Tuesday, September 26, 2006

No "glocal" city

Chennai, like many other Indian cities, is going global. I am provoked to provide this cliched view of a city (that has had a rather long international association from the days of the somewhat disreputable Robert Clive) because there is now a visible post-independence population of "foreigners" here, all of whom have to literally breathe the local air, join the powerless pedestrians, use the roads, weave past obstacles and generally avoid being run over.

There are many who have to put up only with item number one. That is the air. Everything else one can buy in a "cleaned up" form.

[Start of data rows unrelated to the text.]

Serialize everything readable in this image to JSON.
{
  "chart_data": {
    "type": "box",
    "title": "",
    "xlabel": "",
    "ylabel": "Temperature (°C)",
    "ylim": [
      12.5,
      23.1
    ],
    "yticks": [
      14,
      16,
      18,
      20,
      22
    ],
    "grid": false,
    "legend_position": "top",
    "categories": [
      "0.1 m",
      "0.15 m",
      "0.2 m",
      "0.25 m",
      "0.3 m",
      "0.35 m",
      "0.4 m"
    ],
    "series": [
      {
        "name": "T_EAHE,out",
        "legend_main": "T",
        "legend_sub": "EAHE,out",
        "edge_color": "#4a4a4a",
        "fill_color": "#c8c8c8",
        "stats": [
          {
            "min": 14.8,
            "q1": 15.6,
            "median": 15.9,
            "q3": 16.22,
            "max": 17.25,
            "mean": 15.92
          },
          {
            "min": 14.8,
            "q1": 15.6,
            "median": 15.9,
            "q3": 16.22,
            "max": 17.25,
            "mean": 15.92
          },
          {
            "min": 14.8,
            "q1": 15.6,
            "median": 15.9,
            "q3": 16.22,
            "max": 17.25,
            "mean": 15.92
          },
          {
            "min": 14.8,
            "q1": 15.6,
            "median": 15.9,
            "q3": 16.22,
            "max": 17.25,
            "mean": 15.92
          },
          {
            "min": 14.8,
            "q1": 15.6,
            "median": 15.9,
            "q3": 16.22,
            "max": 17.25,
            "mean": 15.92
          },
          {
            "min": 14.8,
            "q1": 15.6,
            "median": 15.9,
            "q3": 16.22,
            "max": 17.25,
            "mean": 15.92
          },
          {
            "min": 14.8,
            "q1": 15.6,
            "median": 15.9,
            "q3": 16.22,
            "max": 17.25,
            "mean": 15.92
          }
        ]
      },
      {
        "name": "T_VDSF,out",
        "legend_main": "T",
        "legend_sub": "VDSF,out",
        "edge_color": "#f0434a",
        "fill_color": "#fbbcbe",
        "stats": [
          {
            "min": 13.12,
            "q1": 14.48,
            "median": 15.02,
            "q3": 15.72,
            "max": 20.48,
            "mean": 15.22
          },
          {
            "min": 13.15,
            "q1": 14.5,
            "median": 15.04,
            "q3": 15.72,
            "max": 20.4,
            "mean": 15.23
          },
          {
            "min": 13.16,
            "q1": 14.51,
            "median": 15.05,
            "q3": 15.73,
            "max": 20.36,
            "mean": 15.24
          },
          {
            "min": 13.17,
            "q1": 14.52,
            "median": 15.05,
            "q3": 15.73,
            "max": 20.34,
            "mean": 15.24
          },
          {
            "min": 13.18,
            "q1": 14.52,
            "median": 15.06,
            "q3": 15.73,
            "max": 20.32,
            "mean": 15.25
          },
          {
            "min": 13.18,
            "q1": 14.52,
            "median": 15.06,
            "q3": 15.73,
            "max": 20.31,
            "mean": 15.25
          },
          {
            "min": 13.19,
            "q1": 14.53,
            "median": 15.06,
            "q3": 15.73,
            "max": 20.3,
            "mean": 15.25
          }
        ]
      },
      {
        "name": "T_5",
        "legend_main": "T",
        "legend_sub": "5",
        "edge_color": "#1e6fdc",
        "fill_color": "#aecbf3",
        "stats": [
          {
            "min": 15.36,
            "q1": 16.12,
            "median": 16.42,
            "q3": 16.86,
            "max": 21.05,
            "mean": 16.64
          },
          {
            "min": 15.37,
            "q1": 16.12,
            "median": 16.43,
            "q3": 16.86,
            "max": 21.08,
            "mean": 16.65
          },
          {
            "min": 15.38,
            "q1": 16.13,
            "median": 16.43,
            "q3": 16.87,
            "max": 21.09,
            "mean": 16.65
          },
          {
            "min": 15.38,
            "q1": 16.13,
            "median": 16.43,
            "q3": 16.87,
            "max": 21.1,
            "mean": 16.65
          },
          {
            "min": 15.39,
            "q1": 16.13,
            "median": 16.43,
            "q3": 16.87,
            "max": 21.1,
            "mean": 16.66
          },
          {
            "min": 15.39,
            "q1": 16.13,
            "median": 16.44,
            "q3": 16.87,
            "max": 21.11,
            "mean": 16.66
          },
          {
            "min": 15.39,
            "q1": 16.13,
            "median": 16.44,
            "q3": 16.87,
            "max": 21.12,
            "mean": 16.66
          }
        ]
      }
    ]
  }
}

This is something of an irony for the Hyundais, the Mitsubishis, the Fords, the Suzukis, the Fiats, Mercedes, BMW, Audi (and any other automobile company that will come to India), because they are all eagerly setting up automobile plants. These companies achieve the depressingly negative outcome of adding to global warming and reducing, ironically, the level of mobility in the city by crowding out cyclists and buses, while promoting gridlock.

To that list of course, one must add the local manufacturers of cars (Tatas...) and motorised scooters and bikes a few hundred of which hit the city roads everyday.

On Monday, I just missed taking a picture of a group of people of African origin being escorted across the road by an autorickshaw driver. It was a funny scene. The auto man had his hand raised in a gesture of helpless pleading as the flock of ageing visitors followed him. Everyone was nervous in the group. Not without reason, because motorists are usually impatient on the somewhat wide road with the red lights. Pedestrian crossings are usually ignored and there are no major subways available for several kilometres (between LIC and, say, Safire). This scene at the Spencer's Junction on Anna Salai (the famous Mount Road of yore) is, incidentally, supposed to be monitored by police closed circuit satellite television! Take it from me, it is money down the drain. The system does not work.

This is just my point. This city of flashy cars and discotheques is hopelessly barbaric when it comes to the roads. Yet, few businesses that set up here appear concerned about their impacts on the already deteriorating quality of life. I am not asking for their understanding. I am demanding that they realise social responsibility. I am not also xenophobic. It is just that we have a lot of problems from ignorant, unregulated, corrupt, unaccountable and completely greedy domestic businesses. We don't need further input of irresponsible capital powered by the deliberately weak state of the rupee and the seemingly insatiable appetite of Indian consumers to add to the chaos.